Coyote Wanders Dangerously Close To People

Published 12:00 am Monday, August 13, 2012

What’s a gun-totin’ girl to do when face-to-face with a coyote?
Michele Collins, 50, of Wallburg thought the mangy-haired, drunk-acting critter was probably rabid to boot as it wandered on consecutive days within spitting distance of a house under construction in the Stonebluff development of Clemmons near the Davidson County line.
Spitting distance? Well, within 10 to 15 feet of the building crew, which just happened to include her boyfriend; thus her concern.
“Something needs to be done before it bites a small child or attacks another animal,” she said.
Wild animal sightings seem to be more common these days, particularly as coyotes gain a foothold and houses are built in old woodlands. Coyotes seem to have an appetite for small pets, especially slow-footed, aging cats. Patsy Crenshaw in Mocksville reported foxes close to her home last week. Woods nearby have been cleared, upsetting habitat.
Ms. Collins did what any responsible person would do: Call the authorities. Thus began her trip on the bureaucratic run-around.
The Forsyth County Animal Control told her they don’t deal with wild animals and referred her to the N.C. Wildlife Commission. The wildlife spokeswoman told her to just avoid the animal, adding that if the coyote is rabid it will probably die soon anyway, and the agency just … isn’t coming out.
“That girl didn’t have the sense to get in out of the rain,” Ms. Collins assessed.
So she called the Forsyth County Sheriff’s Department and volunteered to shoot the animal herself.
Well … there’s an ordinance prohibiting shooting firearms within 300 feet of another dwelling. There are plenty of other dwellings nearby, some occupied by Winston-Salem policemen and a retired deputy. They couldn’t rightly ignore a law-breaker, could they?

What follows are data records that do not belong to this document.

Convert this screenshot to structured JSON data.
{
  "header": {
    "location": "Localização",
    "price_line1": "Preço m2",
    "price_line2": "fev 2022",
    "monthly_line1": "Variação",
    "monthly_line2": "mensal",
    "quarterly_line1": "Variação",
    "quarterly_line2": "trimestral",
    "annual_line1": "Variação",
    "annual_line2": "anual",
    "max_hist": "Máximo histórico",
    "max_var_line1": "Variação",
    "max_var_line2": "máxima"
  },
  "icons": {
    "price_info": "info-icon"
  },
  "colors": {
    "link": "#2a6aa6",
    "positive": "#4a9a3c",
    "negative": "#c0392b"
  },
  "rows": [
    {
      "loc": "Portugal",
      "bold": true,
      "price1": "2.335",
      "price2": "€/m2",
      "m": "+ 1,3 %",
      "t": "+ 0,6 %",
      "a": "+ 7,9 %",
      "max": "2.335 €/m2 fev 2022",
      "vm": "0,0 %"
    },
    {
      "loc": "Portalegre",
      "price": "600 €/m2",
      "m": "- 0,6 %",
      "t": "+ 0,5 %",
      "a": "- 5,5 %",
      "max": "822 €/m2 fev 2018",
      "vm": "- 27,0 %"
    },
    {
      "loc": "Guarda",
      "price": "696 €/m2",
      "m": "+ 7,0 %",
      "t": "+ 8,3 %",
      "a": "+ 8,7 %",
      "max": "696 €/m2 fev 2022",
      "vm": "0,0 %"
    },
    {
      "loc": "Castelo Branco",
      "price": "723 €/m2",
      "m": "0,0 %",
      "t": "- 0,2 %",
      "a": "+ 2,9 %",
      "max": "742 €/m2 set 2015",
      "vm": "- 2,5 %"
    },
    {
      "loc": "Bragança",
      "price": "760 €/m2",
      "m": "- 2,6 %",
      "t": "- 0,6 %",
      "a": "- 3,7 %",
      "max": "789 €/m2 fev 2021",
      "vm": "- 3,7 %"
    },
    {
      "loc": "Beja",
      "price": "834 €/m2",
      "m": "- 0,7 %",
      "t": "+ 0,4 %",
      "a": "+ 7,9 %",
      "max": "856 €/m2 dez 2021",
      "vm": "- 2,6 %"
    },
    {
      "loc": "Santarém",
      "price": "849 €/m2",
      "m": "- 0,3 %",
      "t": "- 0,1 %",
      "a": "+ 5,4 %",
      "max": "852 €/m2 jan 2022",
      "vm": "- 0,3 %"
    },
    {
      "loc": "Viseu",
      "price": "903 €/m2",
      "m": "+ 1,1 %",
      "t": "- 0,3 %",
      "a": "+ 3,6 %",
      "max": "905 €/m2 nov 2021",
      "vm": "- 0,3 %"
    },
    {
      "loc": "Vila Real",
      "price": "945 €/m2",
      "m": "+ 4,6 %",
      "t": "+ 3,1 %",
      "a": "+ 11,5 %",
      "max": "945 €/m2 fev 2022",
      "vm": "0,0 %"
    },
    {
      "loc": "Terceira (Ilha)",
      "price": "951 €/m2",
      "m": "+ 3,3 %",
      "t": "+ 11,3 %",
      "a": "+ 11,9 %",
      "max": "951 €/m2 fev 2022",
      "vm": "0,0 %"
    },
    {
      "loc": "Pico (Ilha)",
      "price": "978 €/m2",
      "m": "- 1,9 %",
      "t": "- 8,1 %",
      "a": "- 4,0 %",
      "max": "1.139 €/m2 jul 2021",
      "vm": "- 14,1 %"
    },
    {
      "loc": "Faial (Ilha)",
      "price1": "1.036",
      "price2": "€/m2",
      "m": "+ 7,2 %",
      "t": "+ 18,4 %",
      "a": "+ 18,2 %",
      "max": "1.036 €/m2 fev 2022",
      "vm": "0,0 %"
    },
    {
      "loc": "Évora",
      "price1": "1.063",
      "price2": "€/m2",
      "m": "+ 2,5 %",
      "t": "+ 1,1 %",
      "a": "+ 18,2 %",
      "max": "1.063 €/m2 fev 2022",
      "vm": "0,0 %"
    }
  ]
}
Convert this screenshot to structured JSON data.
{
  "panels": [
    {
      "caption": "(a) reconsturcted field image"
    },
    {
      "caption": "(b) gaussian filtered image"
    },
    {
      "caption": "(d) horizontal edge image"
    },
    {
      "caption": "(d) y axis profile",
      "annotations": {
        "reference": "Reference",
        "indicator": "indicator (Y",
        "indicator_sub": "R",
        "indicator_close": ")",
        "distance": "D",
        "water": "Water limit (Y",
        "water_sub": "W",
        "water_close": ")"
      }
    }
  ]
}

“I’ve got a gun and I know how to use it, but I don’t want to go to jail,” she said.
She was then referred to a commercial pest control company which offered to set traps for a $95 consultation and daily fee after that until the animal is caught.
She didn’t want to pay that, especially since a quick, cheap rifle shot would have solved the problem easily enough.
“It seems like an awful travesty — I can carry arms but I can’t shoot it.”
What good is the Second Amendment if you can’t shoot a coyote?
 “I am so frustrated,” she said.
Meanwhile, the coyote was dangerously close to the men working on the house.